No es la primera vez que escribo sobre guerras raras,
como la de la Oreja de Jenkins, o la Guerra de los Pasteles, o sobre la más
corta que duró cuarenta y cinco minutos, o la más larga, con sus más de
trescientos años y sin disparar ni un solo tiro.
En fin, que es un tema divertido y que da mucho
juego. El de hoy es una guerra por una tajada de sandía, aunque más que una
guerra fue un alboroto callejeroque terminó con una ocupación militar en toda
regla y con insospechadas consecuencias, como más adelante se verá.

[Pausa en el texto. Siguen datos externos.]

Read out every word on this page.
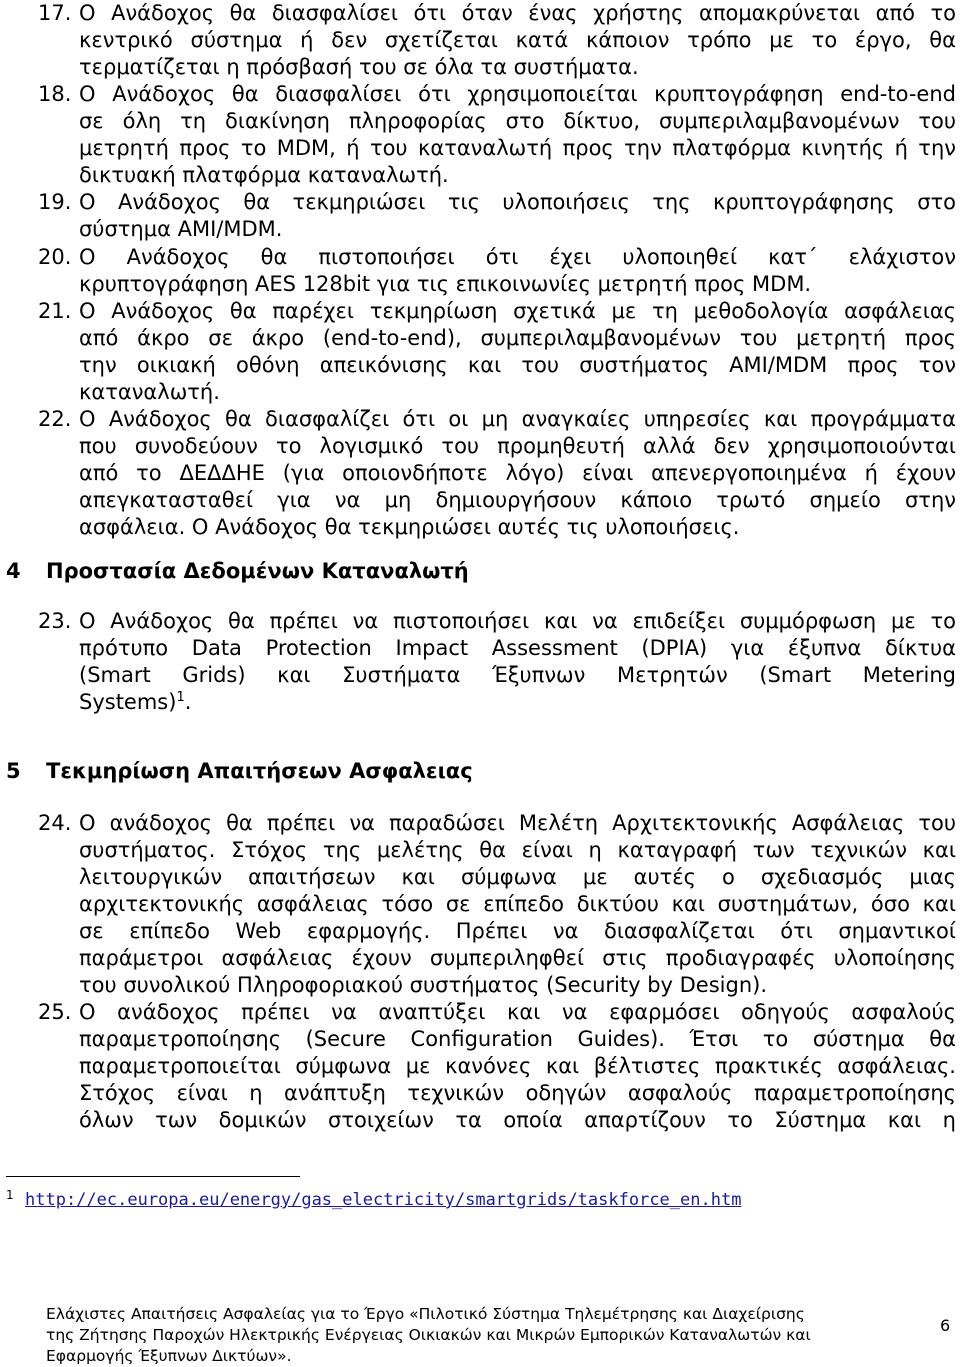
17. Ο Ανάδοχος θα διασφαλίσει ότι όταν ένας χρήστης απομακρύνεται από το
κεντρικό σύστημα ή δεν σχετίζεται κατά κάποιον τρόπο με το έργο, θα
τερματίζεται η πρόσβασή του σε όλα τα συστήματα.
18. Ο Ανάδοχος θα διασφαλίσει ότι χρησιμοποιείται κρυπτογράφηση end-to-end
σε όλη τη διακίνηση πληροφορίας στο δίκτυο, συμπεριλαμβανομένων του
μετρητή προς το MDM, ή του καταναλωτή προς την πλατφόρμα κινητής ή την
δικτυακή πλατφόρμα καταναλωτή.
19. Ο Ανάδοχος θα τεκμηριώσει τις υλοποιήσεις της κρυπτογράφησης στο
σύστημα AMI/MDM.
20. Ο Ανάδοχος θα πιστοποιήσει ότι έχει υλοποιηθεί κατ΄ ελάχιστον
κρυπτογράφηση AES 128bit για τις επικοινωνίες μετρητή προς MDM.
21. Ο Ανάδοχος θα παρέχει τεκμηρίωση σχετικά με τη μεθοδολογία ασφάλειας
από άκρο σε άκρο (end-to-end), συμπεριλαμβανομένων του μετρητή προς
την οικιακή οθόνη απεικόνισης και του συστήματος AMI/MDM προς τον
καταναλωτή.
22. Ο Ανάδοχος θα διασφαλίζει ότι οι μη αναγκαίες υπηρεσίες και προγράμματα
που συνοδεύουν το λογισμικό του προμηθευτή αλλά δεν χρησιμοποιούνται
από το ΔΕΔΔΗΕ (για οποιονδήποτε λόγο) είναι απενεργοποιημένα ή έχουν
απεγκατασταθεί για να μη δημιουργήσουν κάποιο τρωτό σημείο στην
ασφάλεια. Ο Ανάδοχος θα τεκμηριώσει αυτές τις υλοποιήσεις.
4 Προστασία Δεδομένων Καταναλωτή
23. Ο Ανάδοχος θα πρέπει να πιστοποιήσει και να επιδείξει συμμόρφωση με το
πρότυπο Data Protection Impact Assessment (DPIA) για έξυπνα δίκτυα
(Smart Grids) και Συστήματα Έξυπνων Μετρητών (Smart Metering
Systems)$^1$.
5 Τεκμηρίωση Απαιτήσεων Ασφαλειας
24. Ο ανάδοχος θα πρέπει να παραδώσει Μελέτη Αρχιτεκτονικής Ασφάλειας του
συστήματος. Στόχος της μελέτης θα είναι η καταγραφή των τεχνικών και
λειτουργικών απαιτήσεων και σύμφωνα με αυτές ο σχεδιασμός μιας
αρχιτεκτονικής ασφάλειας τόσο σε επίπεδο δικτύου και συστημάτων, όσο και
σε επίπεδο Web εφαρμογής. Πρέπει να διασφαλίζεται ότι σημαντικοί
παράμετροι ασφάλειας έχουν συμπεριληφθεί στις προδιαγραφές υλοποίησης
του συνολικού Πληροφοριακού συστήματος (Security by Design).
25. Ο ανάδοχος πρέπει να αναπτύξει και να εφαρμόσει οδηγούς ασφαλούς
παραμετροποίησης (Secure Configuration Guides). Έτσι το σύστημα θα
παραμετροποιείται σύμφωνα με κανόνες και βέλτιστες πρακτικές ασφάλειας.
Στόχος είναι η ανάπτυξη τεχνικών οδηγών ασφαλούς παραμετροποίησης
όλων των δομικών στοιχείων τα οποία απαρτίζουν το Σύστημα και η
1 http://ec.europa.eu/energy/gas_electricity/smartgrids/taskforce_en.htm
Ελάχιστες Απαιτήσεις Ασφαλείας για το Έργο «Πιλοτικό Σύστημα Τηλεμέτρησης και Διαχείρισης
της Ζήτησης Παροχών Ηλεκτρικής Ενέργειας Οικιακών και Μικρών Εμπορικών Καταναλωτών και
Εφαρμογής Έξυπνων Δικτύων».
6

Aparte de la Guerra de la Independencia, para dejar
de ser colonia británica y la de Secesión para establecer un poco lo que sería
su perfil como nación, todas las demás guerras en las que Estados Unidos ha
intervenido y han sido muchas, en sus doscientos y pico años de historia, las
ha celebrado fuera de su solar patrio.
Y eso es una gran ventaja porque su población, si no
quiere, no se entera de que están en guerra y así pueden ir repitiendo en uno y
otro continente.
Eso y que desde que la incipiente nación de las
barras y estrellas empezó a considerarse importante en el panorama mundial, no
cejó, ni cejará, en su empeño de controlar exhaustivamente su continente.

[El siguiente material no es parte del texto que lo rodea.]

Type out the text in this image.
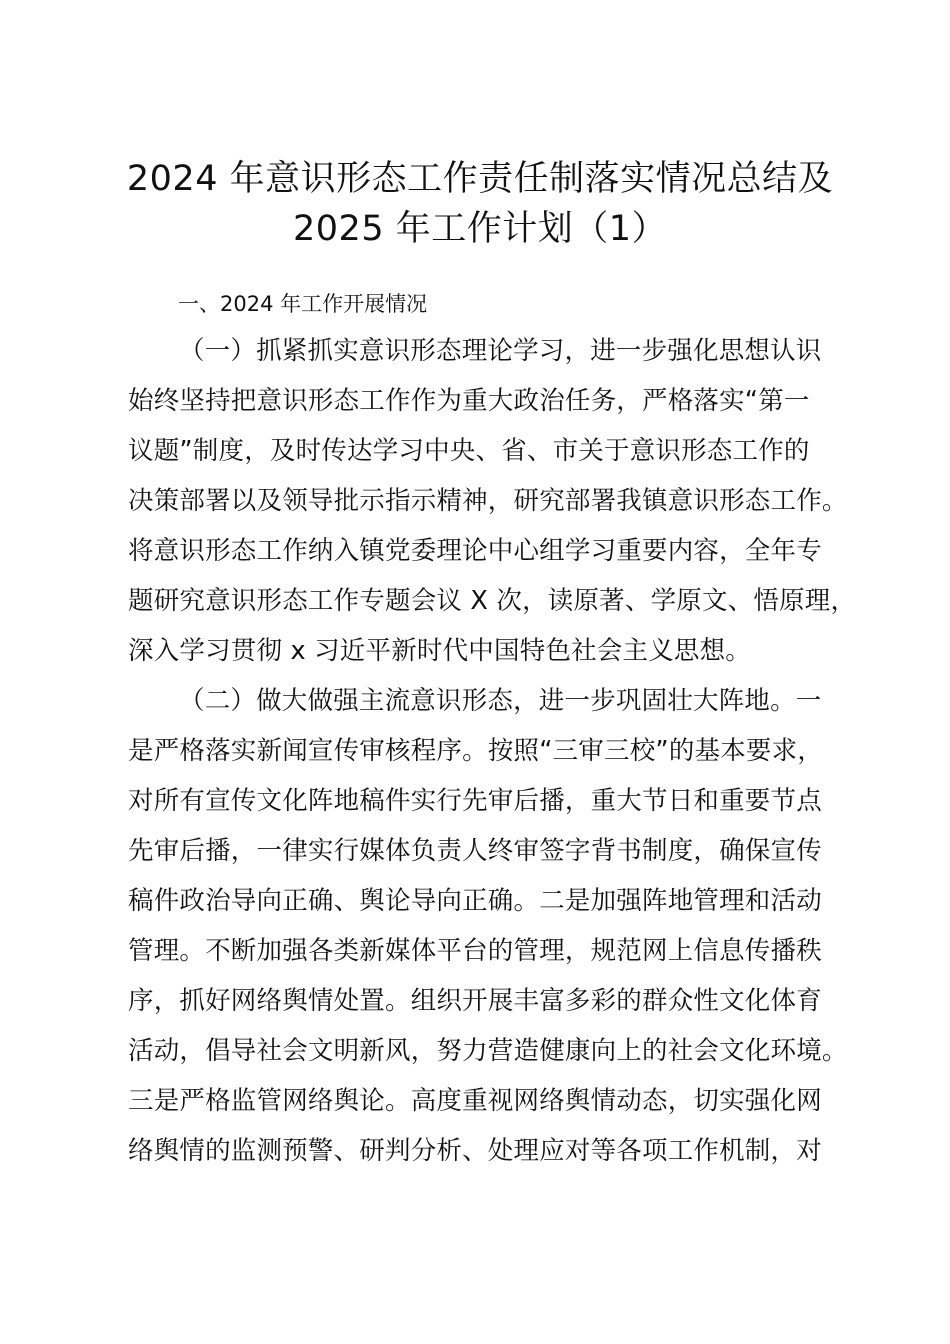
2024 年意识形态工作责任制落实情况总结及
2025 年工作计划（1）
一、2024 年工作开展情况
（一）抓紧抓实意识形态理论学习，进一步强化思想认识
始终坚持把意识形态工作作为重大政治任务，严格落实“第一
议题”制度，及时传达学习中央、省、市关于意识形态工作的
决策部署以及领导批示指示精神，研究部署我镇意识形态工作。
将意识形态工作纳入镇党委理论中心组学习重要内容，全年专
题研究意识形态工作专题会议 X 次，读原著、学原文、悟原理，
深入学习贯彻 x 习近平新时代中国特色社会主义思想。
（二）做大做强主流意识形态，进一步巩固壮大阵地。一
是严格落实新闻宣传审核程序。按照“三审三校”的基本要求，
对所有宣传文化阵地稿件实行先审后播，重大节日和重要节点
先审后播，一律实行媒体负责人终审签字背书制度，确保宣传
稿件政治导向正确、舆论导向正确。二是加强阵地管理和活动
管理。不断加强各类新媒体平台的管理，规范网上信息传播秩
序，抓好网络舆情处置。组织开展丰富多彩的群众性文化体育
活动，倡导社会文明新风，努力营造健康向上的社会文化环境。
三是严格监管网络舆论。高度重视网络舆情动态，切实强化网
络舆情的监测预警、研判分析、处理应对等各项工作机制，对
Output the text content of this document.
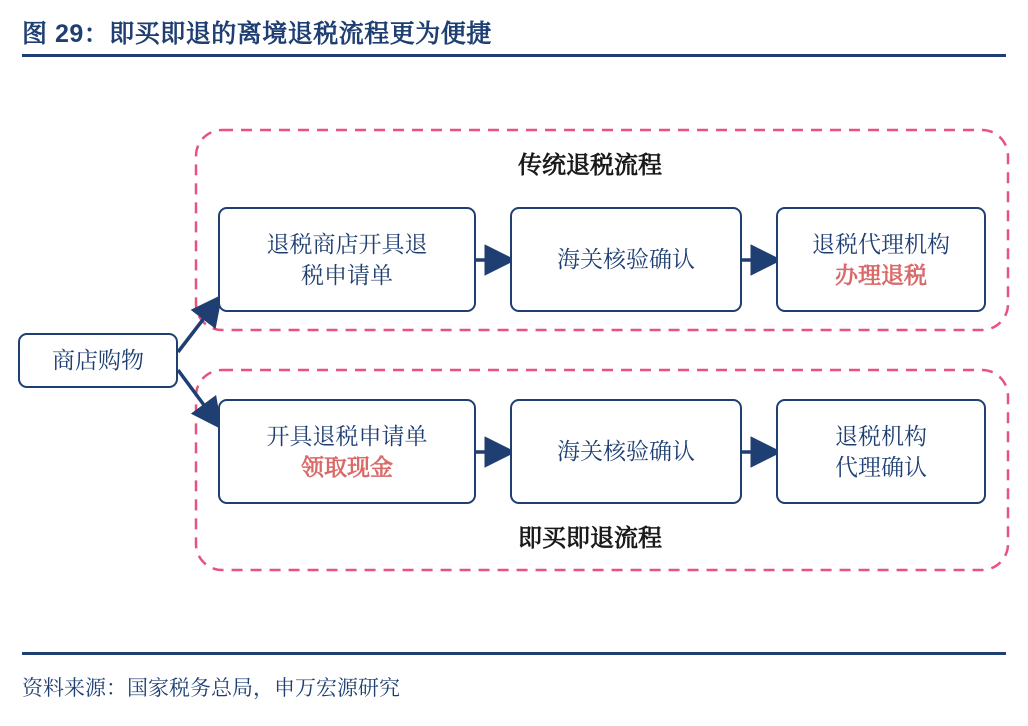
图 29：即买即退的离境退税流程更为便捷
商店购物
传统退税流程
退税商店开具退
税申请单
海关核验确认
退税代理机构
办理退税
开具退税申请单
领取现金
海关核验确认
退税机构
代理确认
即买即退流程
资料来源：国家税务总局，申万宏源研究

Por otro lado, Estados Unidos es un país muy grande
que abarca de océano a océano; distancia enorme y que lo era mucho más a
mediados del siglo XIX cuando transcurre esta historia. En aquella época el
Este estaba muy poblado, mientras que el Oeste empezaba a colonizarse, pero he
aquí que en 1848 se descubre oro en California y se desata lo que se dio en
llamar la Fiebre del Oro.
Muchas personas, afincadas en la costa Atlántica y
centro, se desplazaron a California en busca del preciado metal, en una
avalancha tal que produjo un colapso total en la intendencia de la zona. Pero
cruzar todo el territorio entre costas, poblado de tribus indias hostiles y con
un clima y una orografía poco recomendables, era una empresa ardua y peligrosa.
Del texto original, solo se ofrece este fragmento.